I have a directly full of images and I am trying to put together a script/command that will randomly copy (with some probability) the image to a location with a random name at that destination (because I might just want to copy it in place and not collide with the existing file). Also complicating matters is that the file has spaces in it and I have 30 gb of files I am working with

Here is what I have so far. Those file spaces are a killer

#!/bin/bash

for i in $(find pics/ -type f);  do
        v=$(($RANDOM % 2))
        if [ $v -eq 0 ]; then
                cp $i dups/$RANDOM.jpg;
        fi
done

I would eventually like something like:

./rcp.sh source/ destination/

I have looked at

shuff

but it doesn't get me past my space-in-file name issues either. Maybe there is a way to take this and have it also do the shuffle?

3 Answers3

2

The way to handle files with spaces is to use the -print0 directive for GNU find, and the -d option for bash's read command. It's also imperitive to quote the "$variable"

find pics/ -type f -print0 | while IFS= read -rd "" filename; do
    v=$((RANDOM % 2))
    if (( v == 0 )); then
        cp "$filename" dups/$RANDOM.jpg
    fi
done

The IFS= and -r bits are to ensure that spaces and backslashes are handled properly by the read command.
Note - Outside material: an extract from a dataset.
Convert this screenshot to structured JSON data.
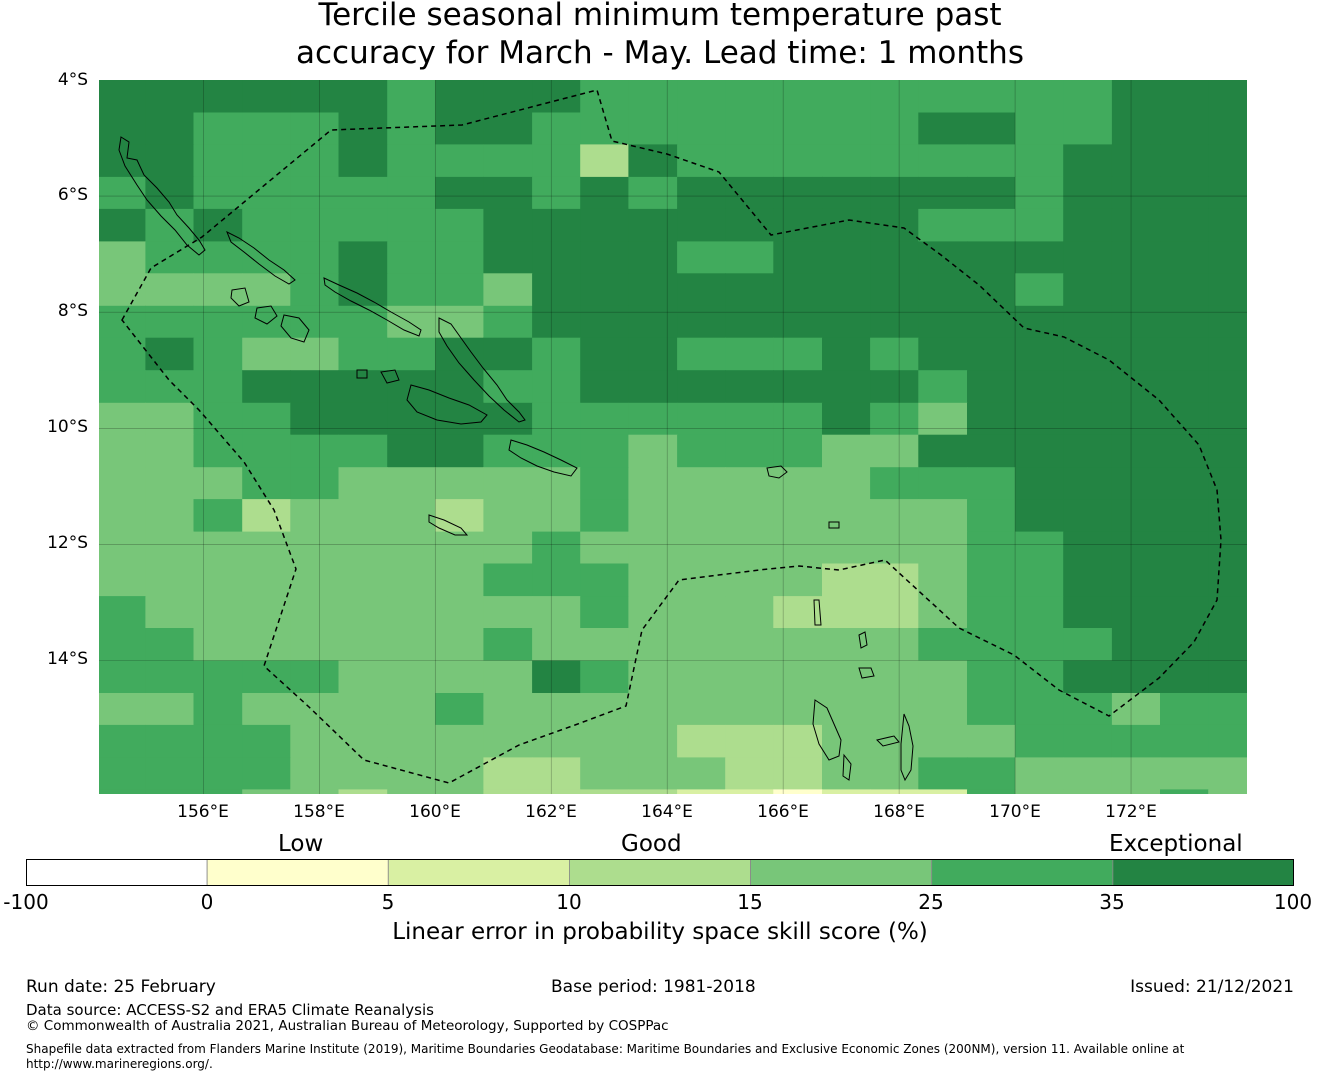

Inside (( ... )) arithmetic expressions, you can give shell variables without the $.

glenn jackman
  • 85,964
2
RAND_FILE=$( find pics/ -type f -print0 | shuf -n 1 -z )
# TODO check that RAND_FILE actually got a file, e.g. what
# if pics/ dir is empty, what happens?
cp "$RAND_FILE" ...

Though hard linking the copy would save space if it's on the same filesystem and the duplicate file will not be modified.

thrig
  • 34,938
0

Based on Glenn's input, I have:

#!/bin/bash

if [ ! -d "$2" ]; then
    mkdir -p $2 
fi

find $1/ -type f -print0 | while IFS= read -rd "" filename; do
    v=$((RANDOM % 4))
    if (( v == 0 )); then
        cp "$filename" $2/`uuidgen`.jpg
    fi
done

I added

uuidgen

because $RANDOM didn't supply a large enough number space to eliminate collision. One way to make this script better would be to use a number as probaility percentage and not simply as a fraction of 1/n (only 1/n numbers will be $RANDOM % n == 0)